Every June 24, as the southern winter reaches its peak in the Southern Hemisphere, the city of Cusco becomes the stage for one of the most spectacular historical reenactments on the planet. Inti Raymi, literally meaning the “Festival of the Sun” in the Quechua language, is the ancient celebration through which the Andean people paid homage to Inti, the supreme sun god, and to Pachamama, Mother Earth.

The celebration isn't merely a tourist spectacle, but the spiritual legacy of the winter solstice. It's the day when the sun is at its farthest point from Earth, and when the Incas sought to “bind” it to ensure its return, thereby guaranteeing the fertility of the fields and the survival of the empire.

From Pachacútec to the underground: The history of the ritual

It was Emperor Pachacútec—the ruler who reorganized the Inca state and made Cusco the cultural heart of the Andes—who officially established this solemn festival around 1430. During the empire’s golden age, the ceremony lasted nine days, punctuated by sacrifices, dances, and communal feasts attended by the curacas, the regional chiefs.

With the arrival of the Spanish conquistadors and the fall of the last ruler, Atahualpa, Viceroy Francisco de Toledo formally banned Inti Raymi in 1572, considering it a pagan rite contrary to the Catholic faith. The celebration survived clandestinely over the centuries until 1944, when Peruvian artist Faustino Espinoza Navarro reconstructed the historical texts and gave rise to the modern reenactment.

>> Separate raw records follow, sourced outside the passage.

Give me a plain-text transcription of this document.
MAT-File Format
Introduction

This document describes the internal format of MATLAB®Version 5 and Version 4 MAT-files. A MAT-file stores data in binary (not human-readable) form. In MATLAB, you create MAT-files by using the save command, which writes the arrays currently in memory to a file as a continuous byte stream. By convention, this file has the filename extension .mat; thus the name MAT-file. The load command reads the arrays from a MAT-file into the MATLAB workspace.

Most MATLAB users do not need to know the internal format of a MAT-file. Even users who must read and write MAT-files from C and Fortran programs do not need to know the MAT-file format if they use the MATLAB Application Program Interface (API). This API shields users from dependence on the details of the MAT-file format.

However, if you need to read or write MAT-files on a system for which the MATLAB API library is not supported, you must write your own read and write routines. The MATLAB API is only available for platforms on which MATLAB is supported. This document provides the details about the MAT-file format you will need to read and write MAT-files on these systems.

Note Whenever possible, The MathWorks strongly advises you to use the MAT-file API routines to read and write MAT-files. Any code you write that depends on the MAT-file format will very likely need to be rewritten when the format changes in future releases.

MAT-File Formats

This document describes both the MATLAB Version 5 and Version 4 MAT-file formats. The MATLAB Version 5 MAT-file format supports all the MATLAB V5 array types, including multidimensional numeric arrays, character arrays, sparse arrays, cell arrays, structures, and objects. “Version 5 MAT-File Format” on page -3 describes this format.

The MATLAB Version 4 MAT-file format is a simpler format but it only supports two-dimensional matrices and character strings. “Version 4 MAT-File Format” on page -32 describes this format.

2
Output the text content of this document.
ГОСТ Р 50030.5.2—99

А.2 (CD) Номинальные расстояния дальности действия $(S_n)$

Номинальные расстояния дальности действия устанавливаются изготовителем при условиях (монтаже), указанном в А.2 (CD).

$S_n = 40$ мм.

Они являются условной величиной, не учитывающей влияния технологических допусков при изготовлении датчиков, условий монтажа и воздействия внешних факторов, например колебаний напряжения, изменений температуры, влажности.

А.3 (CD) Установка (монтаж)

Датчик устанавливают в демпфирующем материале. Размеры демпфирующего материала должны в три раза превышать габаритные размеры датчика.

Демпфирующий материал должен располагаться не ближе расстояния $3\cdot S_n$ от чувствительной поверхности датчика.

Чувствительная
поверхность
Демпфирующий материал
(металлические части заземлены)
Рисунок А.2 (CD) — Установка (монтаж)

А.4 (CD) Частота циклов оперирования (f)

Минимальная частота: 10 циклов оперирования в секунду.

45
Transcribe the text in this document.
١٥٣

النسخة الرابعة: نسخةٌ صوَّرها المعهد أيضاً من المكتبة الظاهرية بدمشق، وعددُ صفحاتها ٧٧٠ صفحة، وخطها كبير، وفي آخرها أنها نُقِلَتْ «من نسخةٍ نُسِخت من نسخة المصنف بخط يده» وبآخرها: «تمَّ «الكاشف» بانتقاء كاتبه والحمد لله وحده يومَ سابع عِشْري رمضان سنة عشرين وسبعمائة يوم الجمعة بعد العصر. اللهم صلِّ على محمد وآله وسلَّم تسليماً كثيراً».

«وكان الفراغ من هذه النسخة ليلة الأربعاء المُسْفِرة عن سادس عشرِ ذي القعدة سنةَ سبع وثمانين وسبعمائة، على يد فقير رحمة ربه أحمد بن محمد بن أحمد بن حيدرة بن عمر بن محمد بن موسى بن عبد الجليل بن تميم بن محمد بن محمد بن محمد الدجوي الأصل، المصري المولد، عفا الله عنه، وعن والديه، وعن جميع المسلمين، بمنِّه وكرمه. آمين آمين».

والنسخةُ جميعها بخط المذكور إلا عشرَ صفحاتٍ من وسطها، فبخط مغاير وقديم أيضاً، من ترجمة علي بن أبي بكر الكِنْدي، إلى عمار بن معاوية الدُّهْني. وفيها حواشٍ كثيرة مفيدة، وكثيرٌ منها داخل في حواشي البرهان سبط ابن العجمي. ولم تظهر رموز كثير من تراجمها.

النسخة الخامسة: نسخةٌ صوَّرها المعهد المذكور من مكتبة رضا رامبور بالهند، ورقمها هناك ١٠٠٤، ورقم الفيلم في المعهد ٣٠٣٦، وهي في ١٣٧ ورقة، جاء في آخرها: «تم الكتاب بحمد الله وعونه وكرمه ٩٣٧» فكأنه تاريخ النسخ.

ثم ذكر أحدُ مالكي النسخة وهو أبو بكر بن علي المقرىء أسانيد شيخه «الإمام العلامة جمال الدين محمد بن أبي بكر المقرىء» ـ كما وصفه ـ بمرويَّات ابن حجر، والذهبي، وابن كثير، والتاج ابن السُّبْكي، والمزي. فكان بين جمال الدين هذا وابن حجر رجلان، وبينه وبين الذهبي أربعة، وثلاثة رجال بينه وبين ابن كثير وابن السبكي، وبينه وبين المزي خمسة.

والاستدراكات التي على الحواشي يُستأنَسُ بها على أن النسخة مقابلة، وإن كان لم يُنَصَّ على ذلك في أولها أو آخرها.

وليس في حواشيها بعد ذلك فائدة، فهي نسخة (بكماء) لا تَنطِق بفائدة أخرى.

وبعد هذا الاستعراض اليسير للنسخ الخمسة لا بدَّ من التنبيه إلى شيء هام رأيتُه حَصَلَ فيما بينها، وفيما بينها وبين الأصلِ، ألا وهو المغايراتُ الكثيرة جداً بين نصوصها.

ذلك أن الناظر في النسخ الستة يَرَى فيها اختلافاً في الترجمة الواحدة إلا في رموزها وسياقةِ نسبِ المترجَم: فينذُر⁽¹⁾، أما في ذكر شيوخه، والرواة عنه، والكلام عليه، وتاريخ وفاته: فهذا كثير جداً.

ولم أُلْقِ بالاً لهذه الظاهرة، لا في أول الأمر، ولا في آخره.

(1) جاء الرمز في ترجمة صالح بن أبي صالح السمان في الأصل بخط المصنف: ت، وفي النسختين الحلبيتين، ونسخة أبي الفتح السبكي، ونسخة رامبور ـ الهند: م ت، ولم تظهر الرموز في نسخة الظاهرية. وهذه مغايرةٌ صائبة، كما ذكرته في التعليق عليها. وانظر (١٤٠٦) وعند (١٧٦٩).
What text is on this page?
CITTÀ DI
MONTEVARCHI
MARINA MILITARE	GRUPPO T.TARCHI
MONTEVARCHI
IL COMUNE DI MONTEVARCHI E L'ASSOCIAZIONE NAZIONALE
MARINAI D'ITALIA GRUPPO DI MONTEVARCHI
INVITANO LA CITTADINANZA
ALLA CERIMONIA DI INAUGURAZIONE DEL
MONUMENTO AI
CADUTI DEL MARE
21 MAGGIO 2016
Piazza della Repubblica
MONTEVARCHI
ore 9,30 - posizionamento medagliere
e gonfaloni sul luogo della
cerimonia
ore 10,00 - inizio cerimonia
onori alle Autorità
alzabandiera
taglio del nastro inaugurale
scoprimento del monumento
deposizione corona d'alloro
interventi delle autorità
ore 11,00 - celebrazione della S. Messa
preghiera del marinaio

The three acts of the ceremony and the symbolic sacrifice

The current structure of Inti Raymi unfolds across three historic sacred sites in Cusco, involving more than eight hundred actors in period costumes. The first act begins in the morning on the forecourt of the Qorikancha, the famous Temple of the Sun, where the actor portraying the Inca Sapa (the supreme ruler) recites an invocation to ask for the sun’s blessing.

Next, the imperial procession moves to the Plaza de Armas, the city’s main square, for the ritual meeting between the sovereign and the current mayor—a symbolic moment that links the pre-Hispanic past to the nation’s political present.

The grand finale at the Sacsayhuamán fortress

The highlight of the event takes place on the vast esplanade of the Sacsayhuamán fortress, an architectural complex with megalithic walls located north of Cusco. There, before thousands of spectators, the Inca ascends the central altar accompanied by his wife, the Coya, to perform the two most important rituals of the day.

The first is the chicha ritual, during which the ruler offers the sun god a sacred drink made from fermented corn, followed by the symbolic sacrifice of a llama. Andean priests read the future of the agricultural year in the entrails of the sacrificial effigy and light the sacred fire, giving way to colorful dances that celebrate light and the new cycle of Andean life.